Criada em 2018, a Agência de Investigação Clínica e Inovação Biomédica tem a sua atividade organizada em quatro eixos, tal como explicita Catarina Resende de Oliveira. Esta agência pretende ser uma referência na promoção e na criação de condições que permitam estimular a investigação clínica e a inovação biomédica em Portugal.
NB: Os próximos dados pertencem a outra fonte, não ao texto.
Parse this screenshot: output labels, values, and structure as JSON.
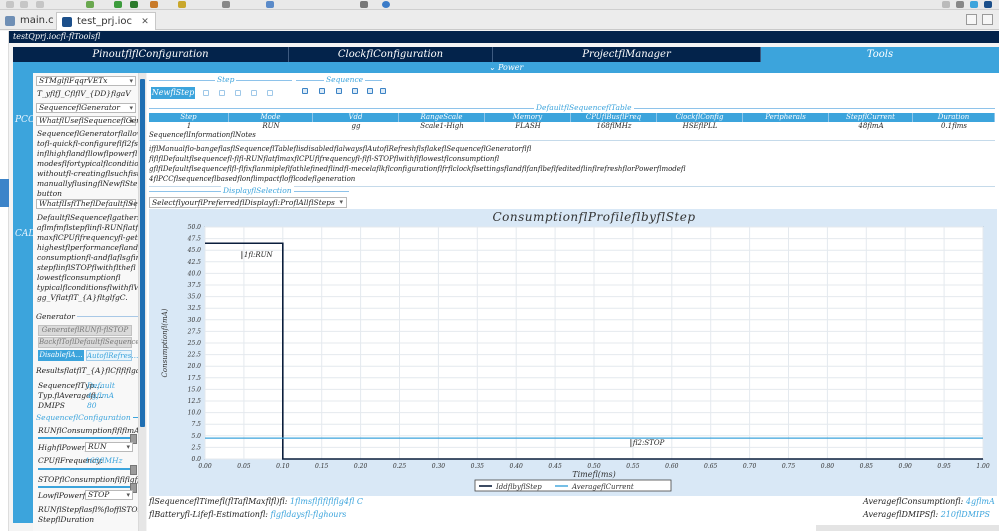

A Agência de Investigação Clínica e Inovação Biomédica (AICIB) é relativamente recente: foi criada em 2018. Em termos gerais, o que é esta agência e qual o propósito da sua criação?
Esta é uma agência que tem como missão a promoção da investigação clínica e da inovação biomédica, e cujo objetivo é o de não se ficar apenas por uma visão teórica, expressa em inúmeros documentos, nomeadamente decretos-lei e resoluções de Conselhos de Ministros já publicados. No fundo, queremos passar dessa visão teórica para a atuação no terreno, queremos fazer acontecer, de tal forma que seja possível criar as condições para que Portugal seja um país competitivo na área da investigação clínica e translacional e na inovação biomédica, em paralelo com os países europeus com dimensão semelhante à sua.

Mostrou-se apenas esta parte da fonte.